Но этот гад заметил:
— Обожаю, когда девушки краснеют: значит, у них горячая кровь.
Ленка уже открыла было рот, но Леня — так он представился — оказался без комплексов и, как большинство мужиков-филологов, страшно болтлив. В нашей группе точное такое же трепло! Не успели мы опомниться, как уже знали, что он на два курса старше, что долго был в академке, что пишет диплом по фольклору…

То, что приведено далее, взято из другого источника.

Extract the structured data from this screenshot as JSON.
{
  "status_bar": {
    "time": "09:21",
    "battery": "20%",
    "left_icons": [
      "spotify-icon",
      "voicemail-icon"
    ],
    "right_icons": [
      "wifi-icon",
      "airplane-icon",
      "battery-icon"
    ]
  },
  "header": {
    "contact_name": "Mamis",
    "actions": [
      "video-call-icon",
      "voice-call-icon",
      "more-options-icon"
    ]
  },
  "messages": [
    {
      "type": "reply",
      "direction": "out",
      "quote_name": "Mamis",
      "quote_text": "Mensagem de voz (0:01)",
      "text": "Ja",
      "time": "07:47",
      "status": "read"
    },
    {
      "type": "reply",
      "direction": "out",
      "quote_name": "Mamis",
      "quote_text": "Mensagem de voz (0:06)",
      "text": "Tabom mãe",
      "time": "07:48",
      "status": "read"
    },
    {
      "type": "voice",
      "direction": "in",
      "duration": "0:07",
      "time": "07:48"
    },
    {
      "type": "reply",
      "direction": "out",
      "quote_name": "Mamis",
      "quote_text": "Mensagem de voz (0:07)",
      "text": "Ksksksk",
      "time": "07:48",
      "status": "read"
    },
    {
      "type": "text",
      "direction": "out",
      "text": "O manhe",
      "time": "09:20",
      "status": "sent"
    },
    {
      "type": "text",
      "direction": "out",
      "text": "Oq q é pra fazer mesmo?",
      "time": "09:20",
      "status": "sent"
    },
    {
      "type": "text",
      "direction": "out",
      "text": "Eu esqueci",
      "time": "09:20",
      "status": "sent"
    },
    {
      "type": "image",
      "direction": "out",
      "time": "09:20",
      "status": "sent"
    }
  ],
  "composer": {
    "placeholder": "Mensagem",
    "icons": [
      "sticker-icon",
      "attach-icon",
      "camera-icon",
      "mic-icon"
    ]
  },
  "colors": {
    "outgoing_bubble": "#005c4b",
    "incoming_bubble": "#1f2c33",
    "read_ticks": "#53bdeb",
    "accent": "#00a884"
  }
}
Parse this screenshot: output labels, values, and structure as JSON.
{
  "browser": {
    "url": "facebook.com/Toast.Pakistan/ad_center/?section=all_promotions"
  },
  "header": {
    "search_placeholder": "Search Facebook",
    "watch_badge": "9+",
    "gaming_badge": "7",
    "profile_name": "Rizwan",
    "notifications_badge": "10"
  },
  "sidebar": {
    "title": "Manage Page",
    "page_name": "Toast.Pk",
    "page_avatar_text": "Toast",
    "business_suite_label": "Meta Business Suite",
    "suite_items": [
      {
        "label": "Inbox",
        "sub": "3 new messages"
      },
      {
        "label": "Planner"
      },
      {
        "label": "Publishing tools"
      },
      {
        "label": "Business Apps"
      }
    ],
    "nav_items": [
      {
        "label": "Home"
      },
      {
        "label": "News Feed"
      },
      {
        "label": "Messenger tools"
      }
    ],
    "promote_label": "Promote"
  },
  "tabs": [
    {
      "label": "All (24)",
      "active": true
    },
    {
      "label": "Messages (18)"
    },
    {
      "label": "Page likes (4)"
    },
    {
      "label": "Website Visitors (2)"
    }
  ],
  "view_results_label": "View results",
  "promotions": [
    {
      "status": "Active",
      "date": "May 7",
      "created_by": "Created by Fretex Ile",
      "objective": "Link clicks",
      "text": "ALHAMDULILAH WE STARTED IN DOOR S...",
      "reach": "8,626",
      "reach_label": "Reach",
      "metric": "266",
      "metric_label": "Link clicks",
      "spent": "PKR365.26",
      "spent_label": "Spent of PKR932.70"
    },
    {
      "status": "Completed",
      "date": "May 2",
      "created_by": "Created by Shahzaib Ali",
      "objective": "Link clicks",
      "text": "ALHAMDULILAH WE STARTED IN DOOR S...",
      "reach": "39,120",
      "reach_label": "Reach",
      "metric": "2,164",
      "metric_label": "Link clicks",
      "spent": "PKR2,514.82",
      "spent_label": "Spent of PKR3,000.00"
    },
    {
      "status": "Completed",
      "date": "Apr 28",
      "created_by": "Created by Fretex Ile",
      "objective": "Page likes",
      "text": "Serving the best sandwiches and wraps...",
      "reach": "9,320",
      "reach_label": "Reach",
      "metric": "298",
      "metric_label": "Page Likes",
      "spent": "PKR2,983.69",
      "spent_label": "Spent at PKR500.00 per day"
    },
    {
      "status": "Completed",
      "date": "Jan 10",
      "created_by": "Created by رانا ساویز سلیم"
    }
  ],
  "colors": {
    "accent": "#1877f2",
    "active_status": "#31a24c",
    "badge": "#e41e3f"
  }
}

Короче, когда подошел наш с Ленкой автобус, Леня пообещал встретить меня в следующую среду у Пушкинского Дома[1], где, оказывается, работает Екатерина Олеговна, и проводить…
Почему проводить?
***
Накануне я первый раз в жизни купила шляпу — ярко-красную, кожаную.
— Смелая женщина! — вместо здрасьте, огорошил Леня.
И пока я, естественно покраснев, пыталась понять, комплимент это или совсем наоборот, уже во всю трындел о Пушкинском Доме:
— Знаешь, там целый лабиринт из таких узких-узких коридорчиков. Лампочки почти не горят, а кругом книги, книги… На стеллажах, на полу — везде. Старинные. Бывает, открываешь такую: переплет, страницы все на месте — и ни одной буквы…
Я было развесила уши.
— Говорят, здесь водится книжный червь. А еще, рассказывают, один научный сотрудник…
— Да ну тебя!
Вошли мы в ярко освещенный холл с широкой мраморной лестницей, но когда поднялись повыше — туда, где находился научный сектор, картина резко изменилась: надвинулись низкие сводчатые потолки, запетляли-закружили мрачные коридорчики, заскрипели деревянные лесенки с вытертыми ступеньками… На очередной я чуть не навернулась — Леня едва успел поддержать. Еще немного, и я готова была поверить и в книжных червей, и в привидения, но тут, наконец, послышались голоса.
— Пришли! Тебе сюда, — мой провожатый кивнул в сторону приоткрытой двери, — а я пока к ребятам зайду.
И исчез.
Серьезно, исчез: оглядываюсь, а его уже и след простыл. Ладно. Я постучалась.
— Екатерина Олеговна?
— Заходите, она сейчас придет! — откликнулись откуда-то из-за стеллажей, и почти сразу действительно вошла эта самая Ермакова Екатерина Олеговна, доцент и сотрудник Пушкинского Дома.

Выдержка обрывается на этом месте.